Pero la soledad por imposición es un asunto bien distinto, sobre todo, en personas de la tercera edad y en países con altas expectativas de vida, como España. Lo que no deja de sorprender es que este incremento de la edad, producto de una innegable mejora de nuestro grado de prosperidad, no haya sido acertadamente gestionado por los distintos estamentos, desde el institucional hasta el familiar. Al margen de problemas derivados de la pirámide poblacional, la viabilidad del sistema de pensiones o de la macroeconomía, las personas de la tercera edad tendrán -tendremos- que afrontar serios retos psicosociales si no se afronta este desafío con medios e imaginación.
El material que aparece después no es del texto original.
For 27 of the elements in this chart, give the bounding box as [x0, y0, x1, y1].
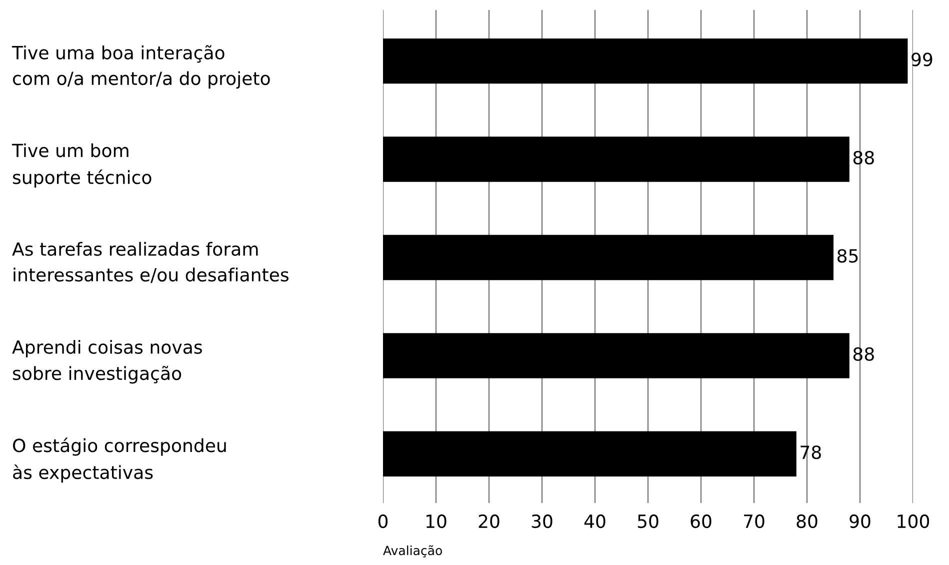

Quizá una opción consista en incentivar mejores sistemas telemáticos supervisados por la atención primaria, en vez de costosos servicios hospitalarios, por no hablar de las residencias privadas. Las cifras son elocuentes: según el INE, 368.400 personas con más de 85 años viven solas en nuestro país. El perfil es el de una mujer octogenaria, con algún tipo de dependencia física, bajos ingresos, a veces en viviendas sin ascensor y con una pobre relación familiar o vecinal, lo que hace del problema un pasaporte al aislamiento.
Pero la soledad no discrimina la edad, también afecta a los adolescentes. Es sabido que en la era de Facebook, la tecnología se ha convertido en un medio inmejorable de conectar con los demás, rápido, sencillo y barato, y no solo a nivel doméstico, también la política parece haber descubierto ese canal como ágora ciudadano en el que expresar sus comunicados (lo que indica, una vez más, la categoría de los tipos en los que depositamos nuestra confianza).
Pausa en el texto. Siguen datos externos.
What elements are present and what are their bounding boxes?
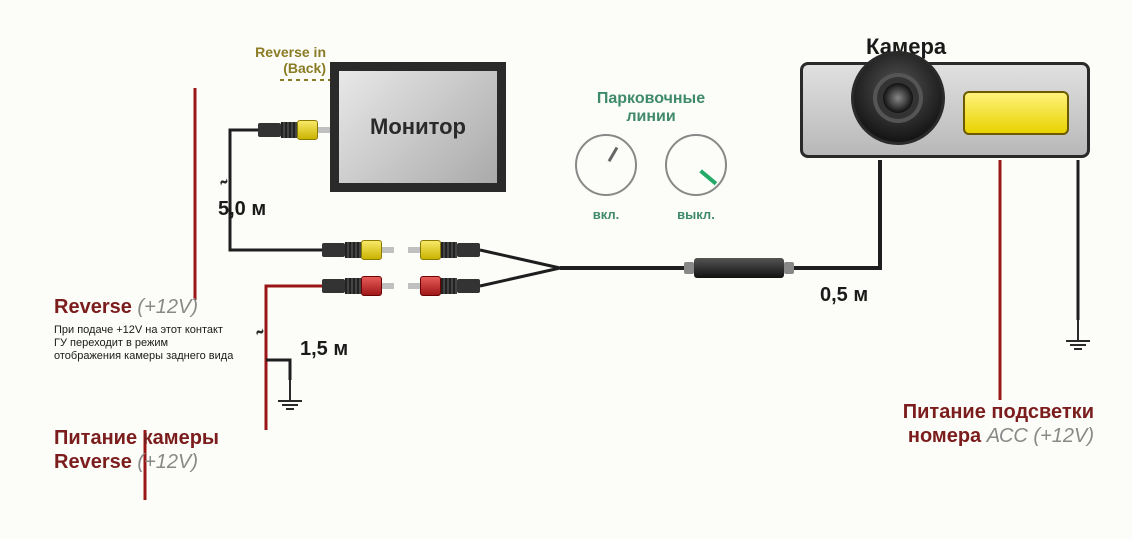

Cuando la tecnología reemplaza las genuinas interacciones humanas, sobre todo en edades comprendidas entre los 16 y 24 años, esa relación virtual puede predisponer a una comunidad desintegrada que premia la cantidad por encima de la calidad, una extensa red de seguidores en las redes sociales en vez de potenciar la amistad real. Es entonces cuando los síntomas de la soledad pueden convertirse en un inseparable compañero de viaje.
Es fundamental rodearse de aquellos con los que puedas ser aceptado, reconocido y con confianza suficiente para compartir sentimientos. Sin cierto nivel de privacidad, las amistades dan lugar a relaciones superficiales, banales y engañosas. En un mundo tecnificado y complejo como el nuestro, pocas veces podemos remediar un problema sin echar mano de la farmacología o de los especialistas. Aquí sí. El mejor antídoto contra la soledad siguen siendo la familia y los amigos. De qué vale tener 200 seguidores en Facebook, si no tienes un colega con el que charlar.
De este breve periplo a través de la soledad, resulta revelador reconocer que este problema coincide bastante con el grado de complejidad de una sociedad avanzada. Dicho de otro modo, a mayor nivel de prosperidad, mayor índice de soledad, como sucede en Europa o EE.UU. Sin embargo, en África, paradigma del continente pobre y desigual, su organización social podría aportarnos algunos ejemplos en estos tiempos hipermodernos como son la importancia de las relaciones familiares extensas, la colectividad como base de la sociedad, la hospitalidad, la armonía con la naturaleza y el respeto reverencial a sus mayores. A veces deberíamos mirar también atrás y no quedarnos hipnóticamente fijos en lo que tenemos delante.